Abstract:Diffusion language models (dLLMs) offer a promising, non-autoregressive paradigm for text generation, yet training them for complex reasoning remains a key challenge. Current reinforcement learning approaches often rely on sparse, outcome-based rewards, which can reinforce flawed reasoning paths that lead to coincidentally correct answers. We argue that this stems from a fundamental mismatch with the natural structure of reasoning. We first propose a theoretical framework that formalizes complex problem solving as a hierarchical selection process, where an intractable global constraint is decomposed into a series of simpler, localized logical steps. This framework provides a principled foundation for algorithm design, including theoretical insights into the identifiability of this latent reasoning structure.

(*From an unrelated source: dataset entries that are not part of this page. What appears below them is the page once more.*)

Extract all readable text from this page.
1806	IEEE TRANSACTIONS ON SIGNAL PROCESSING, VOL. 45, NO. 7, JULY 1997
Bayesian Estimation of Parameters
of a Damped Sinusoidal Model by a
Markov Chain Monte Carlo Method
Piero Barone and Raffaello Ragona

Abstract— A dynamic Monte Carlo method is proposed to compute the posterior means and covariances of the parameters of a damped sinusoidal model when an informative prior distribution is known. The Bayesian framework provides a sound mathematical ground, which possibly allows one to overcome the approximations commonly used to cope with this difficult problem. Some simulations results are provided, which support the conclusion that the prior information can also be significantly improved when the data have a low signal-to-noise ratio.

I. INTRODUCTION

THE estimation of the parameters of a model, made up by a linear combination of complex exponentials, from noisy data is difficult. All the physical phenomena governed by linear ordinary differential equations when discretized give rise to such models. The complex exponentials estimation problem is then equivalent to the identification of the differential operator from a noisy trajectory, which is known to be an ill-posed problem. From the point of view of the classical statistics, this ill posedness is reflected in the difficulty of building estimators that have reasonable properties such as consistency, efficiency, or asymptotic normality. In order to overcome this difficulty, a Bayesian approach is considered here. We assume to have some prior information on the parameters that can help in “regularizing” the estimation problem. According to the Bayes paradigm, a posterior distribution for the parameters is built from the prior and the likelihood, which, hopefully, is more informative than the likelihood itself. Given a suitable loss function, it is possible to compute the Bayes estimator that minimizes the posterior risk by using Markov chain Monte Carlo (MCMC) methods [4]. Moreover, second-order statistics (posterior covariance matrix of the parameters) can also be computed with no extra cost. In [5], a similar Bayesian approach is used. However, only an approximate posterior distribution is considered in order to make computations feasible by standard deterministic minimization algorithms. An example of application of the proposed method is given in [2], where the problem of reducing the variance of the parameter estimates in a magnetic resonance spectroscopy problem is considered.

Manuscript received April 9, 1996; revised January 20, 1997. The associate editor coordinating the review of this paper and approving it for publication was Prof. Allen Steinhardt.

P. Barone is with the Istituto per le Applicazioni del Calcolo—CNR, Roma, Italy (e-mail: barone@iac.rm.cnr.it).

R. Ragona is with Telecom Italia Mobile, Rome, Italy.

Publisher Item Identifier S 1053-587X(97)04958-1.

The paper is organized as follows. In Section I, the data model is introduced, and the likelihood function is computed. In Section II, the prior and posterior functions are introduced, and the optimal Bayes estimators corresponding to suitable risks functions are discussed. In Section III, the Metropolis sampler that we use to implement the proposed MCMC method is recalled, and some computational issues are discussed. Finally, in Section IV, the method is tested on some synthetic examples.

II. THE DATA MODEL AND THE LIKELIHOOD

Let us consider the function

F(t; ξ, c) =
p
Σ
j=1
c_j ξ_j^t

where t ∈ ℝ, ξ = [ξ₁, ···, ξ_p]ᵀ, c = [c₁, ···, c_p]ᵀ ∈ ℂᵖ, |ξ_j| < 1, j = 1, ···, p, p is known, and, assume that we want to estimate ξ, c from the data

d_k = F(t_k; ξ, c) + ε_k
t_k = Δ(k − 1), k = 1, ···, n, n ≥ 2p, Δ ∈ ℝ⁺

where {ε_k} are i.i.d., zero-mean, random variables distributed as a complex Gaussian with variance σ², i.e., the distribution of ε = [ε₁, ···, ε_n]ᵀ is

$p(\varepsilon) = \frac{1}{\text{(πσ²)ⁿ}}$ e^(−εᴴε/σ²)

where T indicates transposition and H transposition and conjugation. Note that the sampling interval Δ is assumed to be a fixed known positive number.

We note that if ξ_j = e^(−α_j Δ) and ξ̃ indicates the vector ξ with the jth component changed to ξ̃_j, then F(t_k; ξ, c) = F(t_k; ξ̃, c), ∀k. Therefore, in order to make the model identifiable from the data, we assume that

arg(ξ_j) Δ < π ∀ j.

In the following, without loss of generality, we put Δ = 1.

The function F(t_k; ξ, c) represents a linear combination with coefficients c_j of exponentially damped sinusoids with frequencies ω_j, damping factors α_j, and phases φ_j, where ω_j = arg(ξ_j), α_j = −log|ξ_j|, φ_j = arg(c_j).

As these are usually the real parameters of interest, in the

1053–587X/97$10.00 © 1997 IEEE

Motivated by this theory, we identify unstructured refinement -- a failure mode where a model's iterative steps do not contribute meaningfully to the solution -- as a core deficiency in existing methods. We then introduce Step-Aware Policy Optimization (SAPO), a novel RL algorithm that aligns the dLLM's denoising process with the latent reasoning hierarchy. By using a process-based reward function that encourages incremental progress, SAPO guides the model to learn structured, coherent reasoning paths. Our empirical results show that this principled approach significantly improves performance on challenging reasoning benchmarks and enhances the interpretability of the generation process.